やっぱりすごい人はすごい

先週末、今度の日曜日の演奏会をステージ・マネージャとしてお手伝いするガレリア・フィルハーモニーの練習にお邪魔しました。練習会場に入ると、クラリネットの席に、見慣れないような見たことのあるような大柄な紳士がにこにこと座ってらっしゃる。以前、ガレリア座の本公演でも、木管トレーナーとしてお世話になった、東フィルの首席クラリネット奏者、杉山伸先生でした。女房や娘ともども、「魔弾の射手」序曲の練習を通して聴く。ちょうど、第一クラリネットがお休みだったこともあり、杉山先生も一緒にアンサンブルに参加してくださっていました。

のっけの音から、クラリネットの音がものすごく「ビン」と立っていて、驚愕。女房に言わせれば、「音量が大きい、ということじゃなくて、すごく響くクリアな音なんだね」とのこと。オケの後方に座って見学していたのですけど、杉山先生が演奏されている後姿が、クラリネットパートだけじゃなくて、曲全体のフレーズ感を見事に表現されていることにも驚く。ただ座って吹いている、なんて感じじゃなくて、木管パート全体に、あるいはオーケストラ全体に、ものすごいオーラを出してらっしゃって、フレーズを引っ張ってらっしゃるのが分かるんですね。すごいなぁ、と思いながら拝見していました。

途中から、弦パートにも色々とアドバイスを飛ばされているのですけど、この一つ一つのアドバイスがすごく面白い。クラリネット奏者でらっしゃるんですが、弦のパートが鳴らす和音や、ピッチカートの音色にまで、細かい指示を飛ばされる。その一つ一つが、すごく面白いんです。

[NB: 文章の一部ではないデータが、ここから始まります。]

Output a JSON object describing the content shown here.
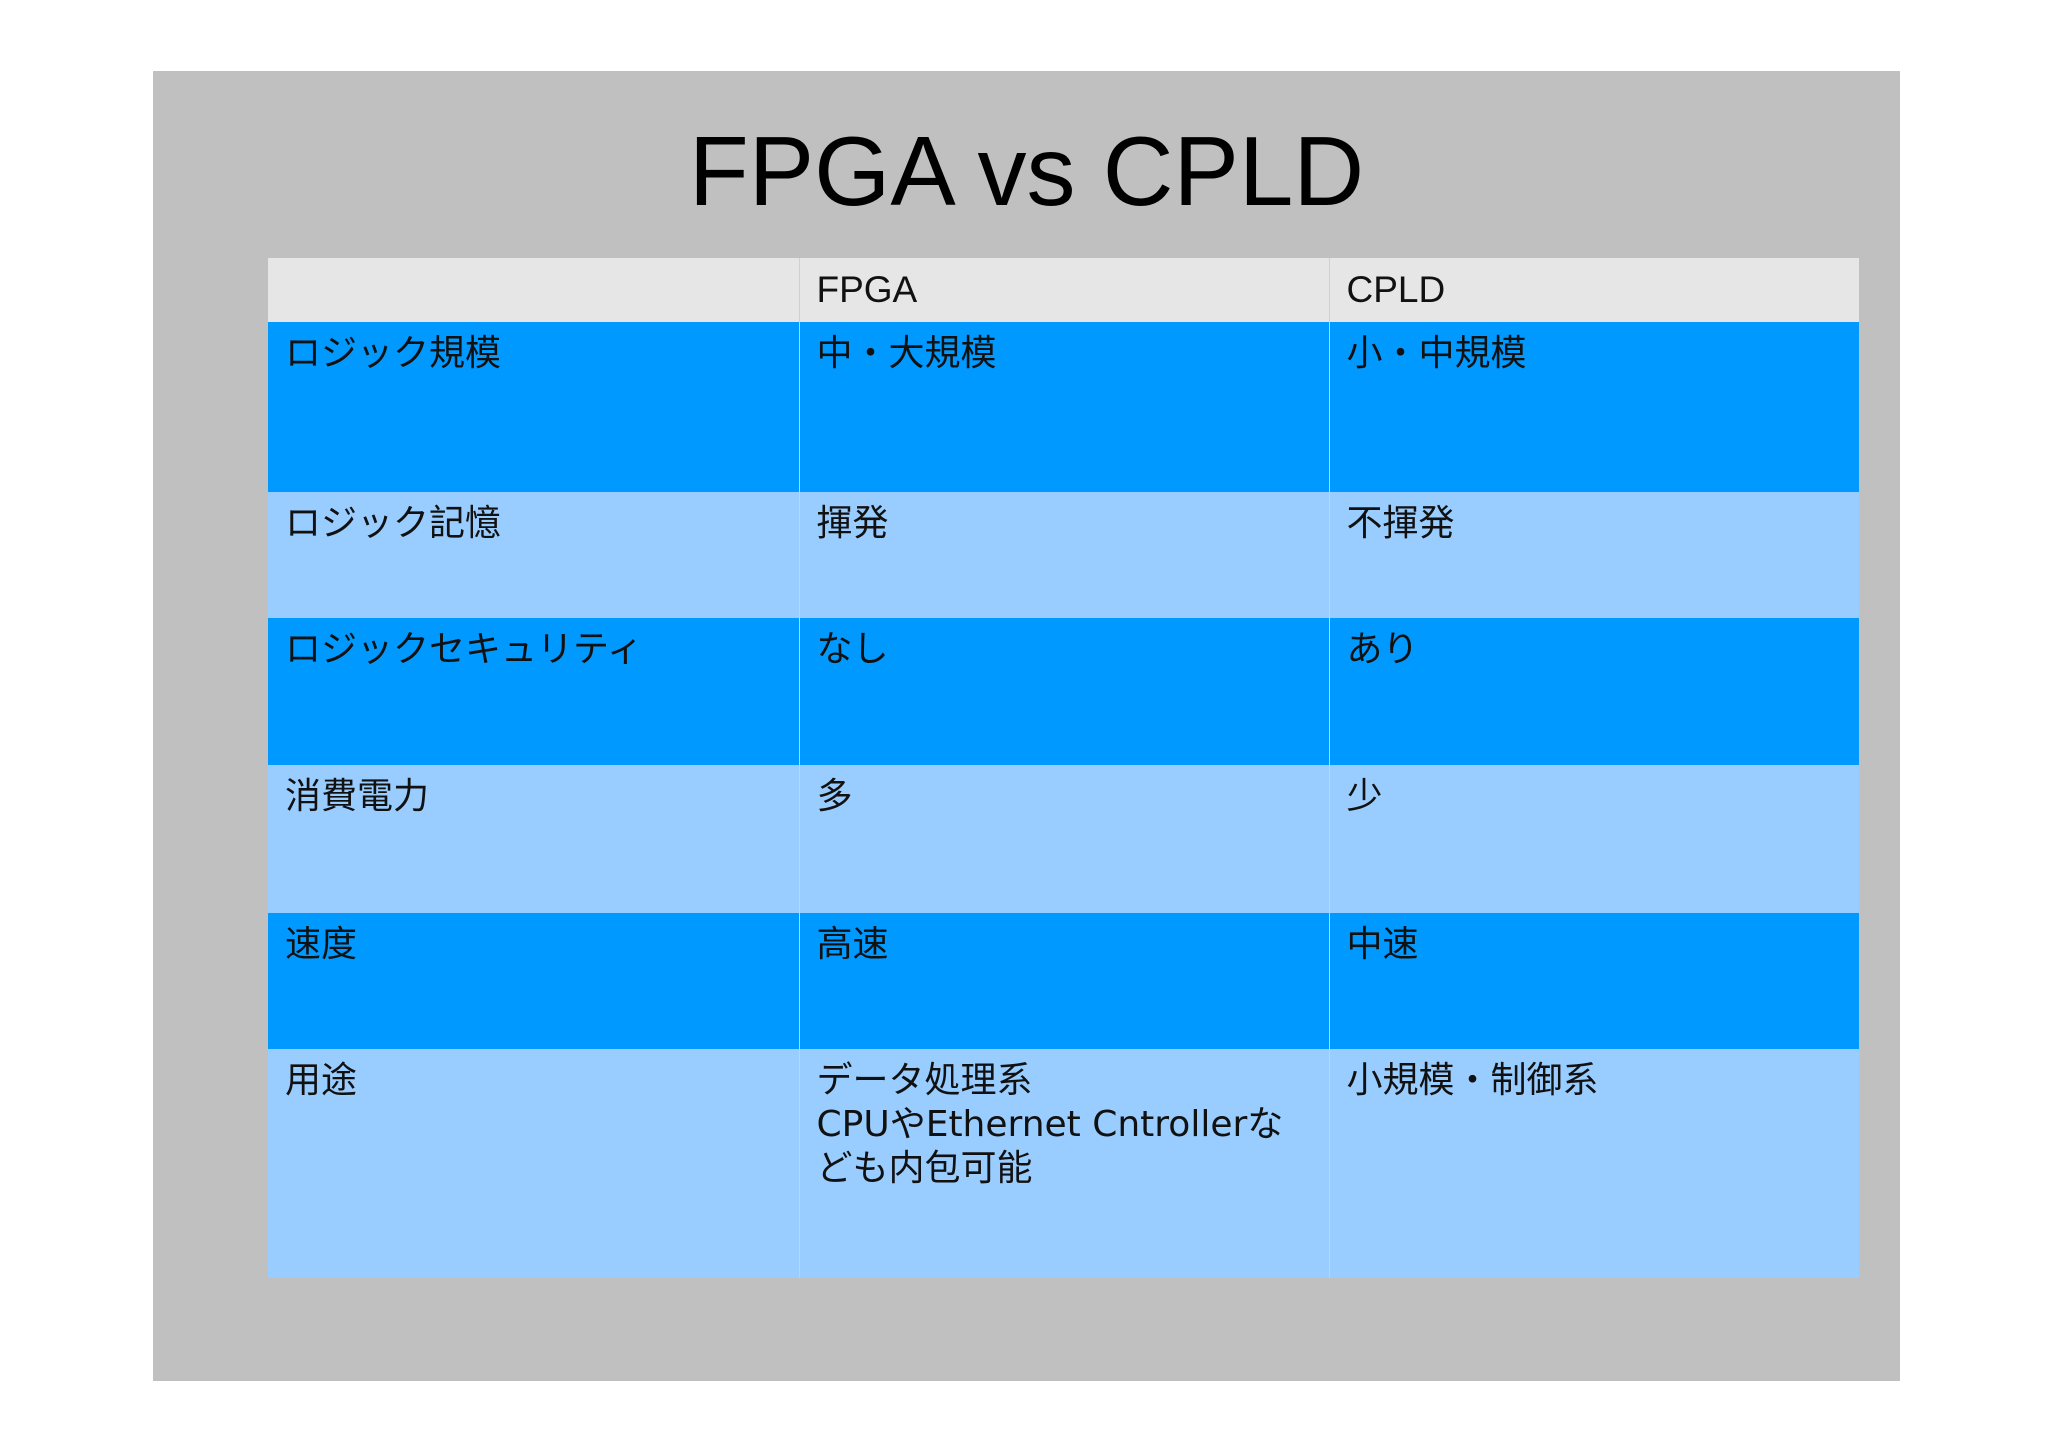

「そこの和音は、悪魔ザミエルの最も対極にある所で一つの解決をもたらす和音なんです。その和音をすごく大事に、美しく鳴らさなければ」

「そのピッチカートは、ザミエルの息絶える音。そんなに平穏に鳴らすのではなくて、断末魔の音にしないと」

「ここのクラリネットソロはかなりきついんです。いいオケだと、伴奏の弦の人たちが、ちょっとこの刻みのテンポを上げてサポートしてくれるんですよ。」

全体の音楽の作り出す世界やイメージをきちんと把握された上で、部分部分の持つ全体に対する意味付けをすごく明確にしてくれるアドバイス。部分部分がてんでバラバラに自分のパートを演奏していくのじゃなくて、全体の中での自分たちの役割をきちんと理解しているからこそ成立するアンサンブル。音楽のことはよく分からない私ですけど、すごく面白い時間を過ごさせていただきました。

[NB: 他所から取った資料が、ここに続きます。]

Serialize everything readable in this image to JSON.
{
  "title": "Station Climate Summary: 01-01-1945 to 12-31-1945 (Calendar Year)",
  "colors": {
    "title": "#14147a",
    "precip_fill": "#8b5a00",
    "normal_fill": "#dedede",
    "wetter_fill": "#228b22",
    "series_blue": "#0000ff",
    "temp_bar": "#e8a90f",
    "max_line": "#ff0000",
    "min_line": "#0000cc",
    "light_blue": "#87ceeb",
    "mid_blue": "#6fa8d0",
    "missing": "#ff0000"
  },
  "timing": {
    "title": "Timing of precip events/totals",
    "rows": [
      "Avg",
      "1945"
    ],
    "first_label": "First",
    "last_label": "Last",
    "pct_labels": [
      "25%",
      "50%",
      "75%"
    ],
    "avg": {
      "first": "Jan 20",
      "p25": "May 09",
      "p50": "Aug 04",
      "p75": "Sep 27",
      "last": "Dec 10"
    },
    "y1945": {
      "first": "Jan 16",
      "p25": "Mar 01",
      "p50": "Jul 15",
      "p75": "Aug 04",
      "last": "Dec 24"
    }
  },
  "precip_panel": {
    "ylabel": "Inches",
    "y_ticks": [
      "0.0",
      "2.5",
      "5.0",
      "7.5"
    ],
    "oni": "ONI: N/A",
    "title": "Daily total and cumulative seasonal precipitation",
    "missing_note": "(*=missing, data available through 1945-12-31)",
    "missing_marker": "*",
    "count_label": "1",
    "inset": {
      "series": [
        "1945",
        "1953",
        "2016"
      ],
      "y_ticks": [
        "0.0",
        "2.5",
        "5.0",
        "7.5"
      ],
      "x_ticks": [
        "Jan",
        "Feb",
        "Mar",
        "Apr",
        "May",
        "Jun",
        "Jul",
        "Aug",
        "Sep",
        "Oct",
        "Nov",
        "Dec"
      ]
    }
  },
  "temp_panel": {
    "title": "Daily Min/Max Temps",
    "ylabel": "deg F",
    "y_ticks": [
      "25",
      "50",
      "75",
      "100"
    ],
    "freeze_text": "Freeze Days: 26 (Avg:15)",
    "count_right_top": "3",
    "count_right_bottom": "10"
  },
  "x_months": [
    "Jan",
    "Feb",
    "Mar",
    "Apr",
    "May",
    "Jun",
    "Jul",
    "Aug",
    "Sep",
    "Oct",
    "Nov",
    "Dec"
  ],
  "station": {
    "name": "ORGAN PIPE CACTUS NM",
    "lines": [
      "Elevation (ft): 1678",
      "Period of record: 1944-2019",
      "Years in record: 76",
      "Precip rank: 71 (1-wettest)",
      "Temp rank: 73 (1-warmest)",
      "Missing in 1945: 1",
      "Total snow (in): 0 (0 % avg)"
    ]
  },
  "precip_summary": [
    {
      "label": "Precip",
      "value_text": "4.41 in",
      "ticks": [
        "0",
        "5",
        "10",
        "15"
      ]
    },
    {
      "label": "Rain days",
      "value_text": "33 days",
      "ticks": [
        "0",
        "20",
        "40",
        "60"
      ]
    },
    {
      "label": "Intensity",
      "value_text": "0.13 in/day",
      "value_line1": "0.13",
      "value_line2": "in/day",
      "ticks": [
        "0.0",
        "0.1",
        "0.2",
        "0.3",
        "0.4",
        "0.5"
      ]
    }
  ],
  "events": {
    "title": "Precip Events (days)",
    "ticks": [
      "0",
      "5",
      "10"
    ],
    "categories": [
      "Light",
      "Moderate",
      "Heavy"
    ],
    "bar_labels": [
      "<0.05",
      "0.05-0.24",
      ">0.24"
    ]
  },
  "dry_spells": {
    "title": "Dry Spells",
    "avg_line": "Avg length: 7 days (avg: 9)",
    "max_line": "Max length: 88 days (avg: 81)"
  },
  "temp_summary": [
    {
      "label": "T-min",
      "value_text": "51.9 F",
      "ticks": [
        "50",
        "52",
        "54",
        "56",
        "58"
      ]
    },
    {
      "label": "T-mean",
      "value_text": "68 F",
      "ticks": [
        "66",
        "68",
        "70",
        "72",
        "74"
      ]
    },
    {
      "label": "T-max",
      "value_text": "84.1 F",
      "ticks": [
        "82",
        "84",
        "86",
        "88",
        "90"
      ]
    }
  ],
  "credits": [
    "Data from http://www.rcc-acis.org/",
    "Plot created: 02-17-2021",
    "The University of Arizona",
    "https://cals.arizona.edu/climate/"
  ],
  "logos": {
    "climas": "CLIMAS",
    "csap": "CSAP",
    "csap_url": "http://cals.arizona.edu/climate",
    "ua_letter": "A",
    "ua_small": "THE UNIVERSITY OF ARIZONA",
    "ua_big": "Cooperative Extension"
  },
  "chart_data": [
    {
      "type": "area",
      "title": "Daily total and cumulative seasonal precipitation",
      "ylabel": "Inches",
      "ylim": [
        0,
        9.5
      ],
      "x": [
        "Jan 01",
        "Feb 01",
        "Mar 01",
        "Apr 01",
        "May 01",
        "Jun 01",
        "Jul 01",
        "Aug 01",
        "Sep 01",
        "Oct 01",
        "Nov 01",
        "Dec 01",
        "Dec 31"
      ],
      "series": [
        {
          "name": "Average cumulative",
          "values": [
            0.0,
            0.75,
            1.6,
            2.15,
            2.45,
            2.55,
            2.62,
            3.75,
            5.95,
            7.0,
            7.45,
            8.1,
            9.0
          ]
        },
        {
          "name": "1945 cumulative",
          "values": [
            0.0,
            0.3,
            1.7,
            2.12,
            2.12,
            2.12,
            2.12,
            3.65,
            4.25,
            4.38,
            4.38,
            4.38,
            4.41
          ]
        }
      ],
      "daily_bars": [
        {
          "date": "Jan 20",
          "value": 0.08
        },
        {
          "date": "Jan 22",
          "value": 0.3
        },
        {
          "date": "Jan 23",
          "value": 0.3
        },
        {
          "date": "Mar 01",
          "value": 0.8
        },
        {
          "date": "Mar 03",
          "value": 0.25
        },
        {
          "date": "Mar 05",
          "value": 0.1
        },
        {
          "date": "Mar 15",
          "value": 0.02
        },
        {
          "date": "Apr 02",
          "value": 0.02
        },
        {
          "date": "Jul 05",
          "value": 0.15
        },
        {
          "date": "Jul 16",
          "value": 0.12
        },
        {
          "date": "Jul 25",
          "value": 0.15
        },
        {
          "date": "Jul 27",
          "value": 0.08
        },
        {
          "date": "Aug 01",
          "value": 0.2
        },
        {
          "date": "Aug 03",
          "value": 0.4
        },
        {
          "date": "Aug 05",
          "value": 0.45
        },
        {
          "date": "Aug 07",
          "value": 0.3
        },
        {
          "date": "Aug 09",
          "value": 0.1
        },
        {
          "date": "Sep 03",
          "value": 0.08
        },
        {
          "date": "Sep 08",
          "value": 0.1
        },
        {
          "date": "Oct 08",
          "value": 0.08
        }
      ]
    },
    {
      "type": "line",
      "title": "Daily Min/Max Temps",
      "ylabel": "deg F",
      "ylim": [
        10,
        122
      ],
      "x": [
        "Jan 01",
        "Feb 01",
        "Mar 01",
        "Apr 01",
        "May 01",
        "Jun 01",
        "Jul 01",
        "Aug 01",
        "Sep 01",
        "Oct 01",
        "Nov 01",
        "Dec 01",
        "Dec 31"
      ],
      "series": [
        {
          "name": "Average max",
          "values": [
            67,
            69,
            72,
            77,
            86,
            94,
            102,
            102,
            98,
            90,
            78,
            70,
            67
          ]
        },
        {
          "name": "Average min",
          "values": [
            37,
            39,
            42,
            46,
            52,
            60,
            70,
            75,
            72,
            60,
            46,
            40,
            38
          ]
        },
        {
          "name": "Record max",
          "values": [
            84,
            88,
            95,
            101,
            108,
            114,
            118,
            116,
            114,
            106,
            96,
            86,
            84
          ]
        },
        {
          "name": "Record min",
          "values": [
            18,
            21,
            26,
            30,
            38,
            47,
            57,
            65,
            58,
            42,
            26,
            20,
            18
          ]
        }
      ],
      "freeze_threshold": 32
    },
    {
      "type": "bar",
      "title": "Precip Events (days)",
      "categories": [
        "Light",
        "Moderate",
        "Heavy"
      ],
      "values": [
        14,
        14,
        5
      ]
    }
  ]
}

女房に言わせれば、「舞台に立つソロ歌手だって、同じくらいに全体と部分を見渡しながら、オケを引っ張る歌を歌わないとダメなんだぞ」とのこと。そんな余裕も意識もなく、ただ歌い飛ばしてました。すみません。時間に余裕がなくって、途中で失礼してしまったのだけど、杉山先生と少しお話することができました。「オペラ舞台をやりながら、オケの演奏会もやるってのは、すごくいいと思いますね。ウィーン・フィルみたいですよね。いいなぁ」とおっしゃる笑顔が本当に穏やかで、プロの音楽家、という言葉で印象されるような近づきがたい感じの全然ない、とても優しい先生です。

前にも書いたことがありますけど、一流の音楽家っていうのは、本当に、打算とか計算なしに、純粋に「音楽が好きだぁ」というオーラを出してらっしゃる。そして、表現ということに対して謙虚だし、我々アマチュアの表現に対しても、妙に高いところから見下ろすような感じがなくって、すごく誠実です。アマチュアの心を持ったプロの演奏家…ということなんでしょうか。杉山先生のご指導やご期待に応えられるように、裏方の私としては、舞台に立つ皆さんが気持ちよく演奏できるように、精一杯サポートしようと思います。9月10日(日)は、みなさん、セシオン杉並へGo!